Education - Dispositif ECLAIR

FSU : "Non à une école à deux vitesses"

  • Publié le 1 juillet 2011 à 09:05
Ecole primaire

La mise en place du dispositif ECLAIR (école, collège, lycée pour l'ambition, l'innovation et la réussite) dès la rentrée scolaire prochaine dans les établissements scolaires dits "d'éducation prioritaire" de l'île inquiète. Marie-Hélène Dor, secrétaire départementale adjointe de la FSU, parle "d'école à deux vitesses" et affirme que ce dispositif signe "la mort de l'éducation".

Confirmé lors de la réunion du comité technique paritaire qui s'est tenue le vendredi 17 juin au rectorat en présence de représentants administratifs et d'organisations syndicales, le dispositif ECLAIR concerne 20 établissements scolaires de l'île. Il doit à terme remplacer à terme les établissements d'éducation prioritaire, à savoir, les RAR (réseaux d'ambition réussite) et les REP.

Selon Marie-Hélène Dor, "le ministère de l'éducation s'est lancé dans une course de vitesse pour la mise en place d'ECLAIR". "Nous assistons à un grand désarroi dans les établissements concernés. Des interrogations et incertitudes se posent", affirme-t-elle.

La secrétaire départementale adjointe dénonce "une école à deux vitesse", citant notamment l'exemple du changement des horaires des cours, passant de 55 minutes à 45 minutes, dans les futurs établissements ECLAIR. "Avec ce changement, on passe à 18 heures de cours par semaine. Là où il y aura 20 collèges à 18 heures par semaine et d'autres avec les horaires nationaux, soit 26 heures, cela va causer une rupture d'égalité. Ces derniers auront de meilleurs chances de réussite scolaire", explique-t-elle.

Par ailleurs, Marie-Hélène Dor pointe également du doigt les pressions que subissent certains professeurs des collèges concernés. Selon elle, certains chefs d'établissement n'hésiteraient pas à faire du "forcing" pour la désignation des préfets d'études, à savoir, des enseignants chargés de vérifier, contrôler et coordonner, par niveau, de la 6ème à la 3ème, le travail de l'équipe pédagogique. "On crée là une sorte de super prof qui aurait un statut spécial pour surveiller ses collègues", s'inquiète la secrétaire départementale adjointe.

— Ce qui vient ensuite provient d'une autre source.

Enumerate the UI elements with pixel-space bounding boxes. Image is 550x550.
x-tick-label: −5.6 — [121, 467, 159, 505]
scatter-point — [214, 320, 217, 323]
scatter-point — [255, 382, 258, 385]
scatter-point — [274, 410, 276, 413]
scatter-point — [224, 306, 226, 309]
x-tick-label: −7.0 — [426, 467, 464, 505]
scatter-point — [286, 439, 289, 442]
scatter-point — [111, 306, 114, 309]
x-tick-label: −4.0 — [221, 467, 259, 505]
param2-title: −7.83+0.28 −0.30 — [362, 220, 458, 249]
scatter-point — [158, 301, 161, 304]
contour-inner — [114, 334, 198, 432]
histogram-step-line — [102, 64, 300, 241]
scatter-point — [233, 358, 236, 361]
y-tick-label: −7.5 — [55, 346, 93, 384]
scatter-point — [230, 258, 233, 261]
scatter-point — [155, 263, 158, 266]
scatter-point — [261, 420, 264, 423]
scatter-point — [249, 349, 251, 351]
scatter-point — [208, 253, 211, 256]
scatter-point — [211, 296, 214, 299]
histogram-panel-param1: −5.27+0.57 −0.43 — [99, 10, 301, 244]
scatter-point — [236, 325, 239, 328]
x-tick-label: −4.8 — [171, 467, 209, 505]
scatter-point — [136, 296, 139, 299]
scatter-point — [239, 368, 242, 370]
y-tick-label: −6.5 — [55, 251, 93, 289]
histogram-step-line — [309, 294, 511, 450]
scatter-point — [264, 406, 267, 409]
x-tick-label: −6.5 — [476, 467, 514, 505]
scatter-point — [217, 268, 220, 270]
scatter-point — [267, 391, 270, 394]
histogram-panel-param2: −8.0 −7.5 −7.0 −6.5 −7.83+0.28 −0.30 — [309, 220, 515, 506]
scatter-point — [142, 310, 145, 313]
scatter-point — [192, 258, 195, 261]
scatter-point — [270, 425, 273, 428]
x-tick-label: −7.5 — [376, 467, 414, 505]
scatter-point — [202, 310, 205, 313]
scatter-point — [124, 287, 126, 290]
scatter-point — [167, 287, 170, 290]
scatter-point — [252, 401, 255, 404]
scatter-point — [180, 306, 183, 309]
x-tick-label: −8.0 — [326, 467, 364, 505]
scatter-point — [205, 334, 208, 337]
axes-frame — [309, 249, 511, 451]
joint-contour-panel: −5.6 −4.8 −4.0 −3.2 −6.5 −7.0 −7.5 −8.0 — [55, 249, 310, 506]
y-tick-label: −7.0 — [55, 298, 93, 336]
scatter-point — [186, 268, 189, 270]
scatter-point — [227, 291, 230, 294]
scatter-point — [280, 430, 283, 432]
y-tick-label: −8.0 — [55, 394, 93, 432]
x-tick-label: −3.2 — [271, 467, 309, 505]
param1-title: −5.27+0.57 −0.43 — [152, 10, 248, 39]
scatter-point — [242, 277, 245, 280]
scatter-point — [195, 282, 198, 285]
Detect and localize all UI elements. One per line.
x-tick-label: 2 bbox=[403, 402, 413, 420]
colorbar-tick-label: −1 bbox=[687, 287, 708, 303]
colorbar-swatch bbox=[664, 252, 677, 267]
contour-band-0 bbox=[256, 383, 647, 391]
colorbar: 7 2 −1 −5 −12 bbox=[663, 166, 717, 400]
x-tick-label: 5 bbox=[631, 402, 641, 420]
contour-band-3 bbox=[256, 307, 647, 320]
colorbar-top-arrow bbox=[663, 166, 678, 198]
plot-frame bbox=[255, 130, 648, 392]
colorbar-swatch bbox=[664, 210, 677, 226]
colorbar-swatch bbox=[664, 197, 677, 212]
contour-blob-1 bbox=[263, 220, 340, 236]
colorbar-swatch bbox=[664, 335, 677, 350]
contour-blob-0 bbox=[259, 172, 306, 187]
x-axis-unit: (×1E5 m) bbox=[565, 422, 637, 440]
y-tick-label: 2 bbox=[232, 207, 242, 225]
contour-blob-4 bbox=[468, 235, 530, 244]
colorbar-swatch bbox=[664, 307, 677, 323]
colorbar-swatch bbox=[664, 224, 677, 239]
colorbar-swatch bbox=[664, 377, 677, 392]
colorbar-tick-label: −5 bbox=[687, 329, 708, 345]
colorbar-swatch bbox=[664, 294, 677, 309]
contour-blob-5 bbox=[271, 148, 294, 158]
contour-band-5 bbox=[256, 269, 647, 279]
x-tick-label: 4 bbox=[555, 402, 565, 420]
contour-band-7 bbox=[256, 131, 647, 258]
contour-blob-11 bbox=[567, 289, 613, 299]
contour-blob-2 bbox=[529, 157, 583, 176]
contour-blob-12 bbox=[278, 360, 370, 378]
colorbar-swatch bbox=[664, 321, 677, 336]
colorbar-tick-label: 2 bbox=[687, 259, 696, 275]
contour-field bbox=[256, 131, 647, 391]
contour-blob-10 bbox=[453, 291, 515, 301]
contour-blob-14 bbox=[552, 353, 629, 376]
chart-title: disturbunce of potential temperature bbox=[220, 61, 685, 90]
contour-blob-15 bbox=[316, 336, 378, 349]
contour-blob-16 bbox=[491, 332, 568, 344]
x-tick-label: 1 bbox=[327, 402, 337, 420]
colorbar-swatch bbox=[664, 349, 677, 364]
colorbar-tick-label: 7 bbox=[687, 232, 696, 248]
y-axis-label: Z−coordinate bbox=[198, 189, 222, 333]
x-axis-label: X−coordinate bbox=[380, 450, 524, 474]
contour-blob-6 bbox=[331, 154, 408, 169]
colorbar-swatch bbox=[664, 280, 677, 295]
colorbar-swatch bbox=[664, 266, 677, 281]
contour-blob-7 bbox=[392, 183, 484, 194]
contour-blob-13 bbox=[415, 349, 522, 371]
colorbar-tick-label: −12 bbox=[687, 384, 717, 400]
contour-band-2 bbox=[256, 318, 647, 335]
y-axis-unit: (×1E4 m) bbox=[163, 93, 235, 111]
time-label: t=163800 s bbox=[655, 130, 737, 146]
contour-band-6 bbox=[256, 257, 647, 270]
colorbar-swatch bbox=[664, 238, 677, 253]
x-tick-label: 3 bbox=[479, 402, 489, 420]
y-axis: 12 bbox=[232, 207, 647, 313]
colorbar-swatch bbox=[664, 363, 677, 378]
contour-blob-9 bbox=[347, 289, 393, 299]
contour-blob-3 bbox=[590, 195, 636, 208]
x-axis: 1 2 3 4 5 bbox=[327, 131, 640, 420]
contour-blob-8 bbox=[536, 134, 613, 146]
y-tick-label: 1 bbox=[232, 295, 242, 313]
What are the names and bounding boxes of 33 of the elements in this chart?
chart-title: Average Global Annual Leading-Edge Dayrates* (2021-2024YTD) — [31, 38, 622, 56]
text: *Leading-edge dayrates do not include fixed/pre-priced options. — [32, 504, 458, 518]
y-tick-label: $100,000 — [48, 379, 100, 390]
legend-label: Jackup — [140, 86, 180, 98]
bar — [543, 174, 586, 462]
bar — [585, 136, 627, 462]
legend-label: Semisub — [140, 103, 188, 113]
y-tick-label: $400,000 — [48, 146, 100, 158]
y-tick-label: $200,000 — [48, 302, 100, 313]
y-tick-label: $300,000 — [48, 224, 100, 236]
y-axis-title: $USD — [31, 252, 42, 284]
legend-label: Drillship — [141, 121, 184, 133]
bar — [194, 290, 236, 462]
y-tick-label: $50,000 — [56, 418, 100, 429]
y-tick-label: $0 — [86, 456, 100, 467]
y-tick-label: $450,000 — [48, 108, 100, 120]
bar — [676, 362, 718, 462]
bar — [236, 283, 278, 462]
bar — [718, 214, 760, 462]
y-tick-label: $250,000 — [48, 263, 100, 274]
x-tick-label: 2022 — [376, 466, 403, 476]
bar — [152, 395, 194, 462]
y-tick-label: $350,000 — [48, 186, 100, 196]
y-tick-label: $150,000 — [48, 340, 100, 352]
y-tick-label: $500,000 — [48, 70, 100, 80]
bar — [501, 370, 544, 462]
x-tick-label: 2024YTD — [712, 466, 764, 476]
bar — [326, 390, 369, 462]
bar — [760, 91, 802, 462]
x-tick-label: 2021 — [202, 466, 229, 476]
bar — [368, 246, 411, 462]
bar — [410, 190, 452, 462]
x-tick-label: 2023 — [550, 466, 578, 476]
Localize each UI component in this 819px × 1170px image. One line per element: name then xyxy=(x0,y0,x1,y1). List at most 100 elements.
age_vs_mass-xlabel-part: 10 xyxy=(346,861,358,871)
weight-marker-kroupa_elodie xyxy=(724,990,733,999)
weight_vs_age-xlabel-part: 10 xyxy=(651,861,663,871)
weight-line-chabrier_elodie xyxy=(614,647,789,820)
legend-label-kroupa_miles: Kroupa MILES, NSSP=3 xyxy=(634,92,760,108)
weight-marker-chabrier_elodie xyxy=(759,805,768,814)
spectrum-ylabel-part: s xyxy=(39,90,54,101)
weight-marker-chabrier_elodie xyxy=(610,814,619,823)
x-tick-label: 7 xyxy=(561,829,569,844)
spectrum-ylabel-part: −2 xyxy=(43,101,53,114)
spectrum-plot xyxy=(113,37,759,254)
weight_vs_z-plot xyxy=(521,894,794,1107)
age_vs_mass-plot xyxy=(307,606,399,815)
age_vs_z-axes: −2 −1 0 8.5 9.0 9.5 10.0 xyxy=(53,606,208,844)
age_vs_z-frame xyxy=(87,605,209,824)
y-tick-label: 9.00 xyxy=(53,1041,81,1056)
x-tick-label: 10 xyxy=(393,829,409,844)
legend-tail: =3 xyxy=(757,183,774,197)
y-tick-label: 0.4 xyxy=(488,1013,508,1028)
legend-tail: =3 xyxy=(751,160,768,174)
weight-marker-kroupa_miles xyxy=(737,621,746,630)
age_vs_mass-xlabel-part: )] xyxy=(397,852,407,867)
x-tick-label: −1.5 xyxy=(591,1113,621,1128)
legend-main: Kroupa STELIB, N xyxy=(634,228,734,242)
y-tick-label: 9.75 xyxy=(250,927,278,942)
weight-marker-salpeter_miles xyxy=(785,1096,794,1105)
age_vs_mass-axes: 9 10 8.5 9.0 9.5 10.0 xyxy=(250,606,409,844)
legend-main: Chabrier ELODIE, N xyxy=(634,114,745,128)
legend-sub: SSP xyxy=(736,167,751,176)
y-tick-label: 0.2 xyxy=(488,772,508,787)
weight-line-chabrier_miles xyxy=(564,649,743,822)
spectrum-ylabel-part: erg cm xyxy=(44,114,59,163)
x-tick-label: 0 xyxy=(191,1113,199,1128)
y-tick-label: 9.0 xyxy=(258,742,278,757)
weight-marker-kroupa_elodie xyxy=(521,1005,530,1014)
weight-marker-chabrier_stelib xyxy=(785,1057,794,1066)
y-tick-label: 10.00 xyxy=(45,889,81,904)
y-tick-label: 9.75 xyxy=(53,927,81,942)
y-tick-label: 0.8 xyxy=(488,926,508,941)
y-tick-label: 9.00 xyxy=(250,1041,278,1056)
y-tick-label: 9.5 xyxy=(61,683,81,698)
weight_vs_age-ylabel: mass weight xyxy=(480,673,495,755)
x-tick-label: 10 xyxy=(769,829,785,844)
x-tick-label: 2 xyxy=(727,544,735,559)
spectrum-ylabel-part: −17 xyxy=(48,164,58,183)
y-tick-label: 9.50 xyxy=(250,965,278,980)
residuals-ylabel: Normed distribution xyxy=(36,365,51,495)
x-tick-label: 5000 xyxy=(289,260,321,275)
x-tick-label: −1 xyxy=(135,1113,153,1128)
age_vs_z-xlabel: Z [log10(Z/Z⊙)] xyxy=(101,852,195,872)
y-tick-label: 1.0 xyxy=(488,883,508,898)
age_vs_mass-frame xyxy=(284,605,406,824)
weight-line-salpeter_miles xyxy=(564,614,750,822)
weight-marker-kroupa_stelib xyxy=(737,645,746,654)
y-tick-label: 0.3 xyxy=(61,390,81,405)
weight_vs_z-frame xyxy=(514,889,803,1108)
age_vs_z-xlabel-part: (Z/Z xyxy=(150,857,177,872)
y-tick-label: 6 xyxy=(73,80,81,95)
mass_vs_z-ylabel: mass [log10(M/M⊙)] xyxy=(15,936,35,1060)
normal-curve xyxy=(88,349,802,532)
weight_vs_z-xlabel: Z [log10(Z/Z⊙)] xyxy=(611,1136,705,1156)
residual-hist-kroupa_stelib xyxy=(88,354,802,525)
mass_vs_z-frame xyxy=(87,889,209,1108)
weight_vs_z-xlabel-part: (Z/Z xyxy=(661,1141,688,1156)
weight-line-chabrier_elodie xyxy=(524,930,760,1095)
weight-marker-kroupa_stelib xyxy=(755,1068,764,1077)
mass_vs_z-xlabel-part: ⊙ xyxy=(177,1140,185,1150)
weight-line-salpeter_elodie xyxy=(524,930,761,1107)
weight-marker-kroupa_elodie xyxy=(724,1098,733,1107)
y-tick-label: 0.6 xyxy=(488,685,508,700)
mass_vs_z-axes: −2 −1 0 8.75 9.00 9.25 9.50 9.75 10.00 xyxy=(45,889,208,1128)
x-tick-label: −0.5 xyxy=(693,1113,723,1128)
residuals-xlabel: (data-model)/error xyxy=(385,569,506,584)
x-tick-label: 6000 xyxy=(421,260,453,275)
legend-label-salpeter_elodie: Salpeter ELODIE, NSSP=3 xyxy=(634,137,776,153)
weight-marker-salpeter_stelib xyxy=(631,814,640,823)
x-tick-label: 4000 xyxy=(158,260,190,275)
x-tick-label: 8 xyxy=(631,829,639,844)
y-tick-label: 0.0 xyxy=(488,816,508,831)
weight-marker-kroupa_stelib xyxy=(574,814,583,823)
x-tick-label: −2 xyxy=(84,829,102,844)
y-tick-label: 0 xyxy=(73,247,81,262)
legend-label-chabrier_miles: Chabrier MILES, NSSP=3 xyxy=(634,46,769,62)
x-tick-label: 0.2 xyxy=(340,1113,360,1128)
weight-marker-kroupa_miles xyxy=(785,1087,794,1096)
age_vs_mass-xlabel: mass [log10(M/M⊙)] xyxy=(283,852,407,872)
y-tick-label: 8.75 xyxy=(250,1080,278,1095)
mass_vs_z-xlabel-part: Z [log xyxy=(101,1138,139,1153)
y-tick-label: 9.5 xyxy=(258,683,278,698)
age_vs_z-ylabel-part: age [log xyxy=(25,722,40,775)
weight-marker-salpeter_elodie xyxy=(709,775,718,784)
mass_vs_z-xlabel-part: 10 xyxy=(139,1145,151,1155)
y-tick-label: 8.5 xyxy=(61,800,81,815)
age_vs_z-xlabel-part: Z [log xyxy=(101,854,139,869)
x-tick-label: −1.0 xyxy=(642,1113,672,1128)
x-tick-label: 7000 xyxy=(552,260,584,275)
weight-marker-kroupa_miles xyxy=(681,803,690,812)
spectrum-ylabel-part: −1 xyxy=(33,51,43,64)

Enfin, le syndicat conteste le renforcement de l'autorité du principal de l'établissement. Concrètement, ce dernier pourra, par exemple, recruter son propre personnel.

La secrétaire départementale adjointe annonce que "des actions auront bien lieu à la prochaine rentrée scolaire". "Nous allons mener une campagne en direction des parents. Sans eux, nous n'arriverons pas à gagner ce combat. "L'égalité des chances est menacée", conclut-elle.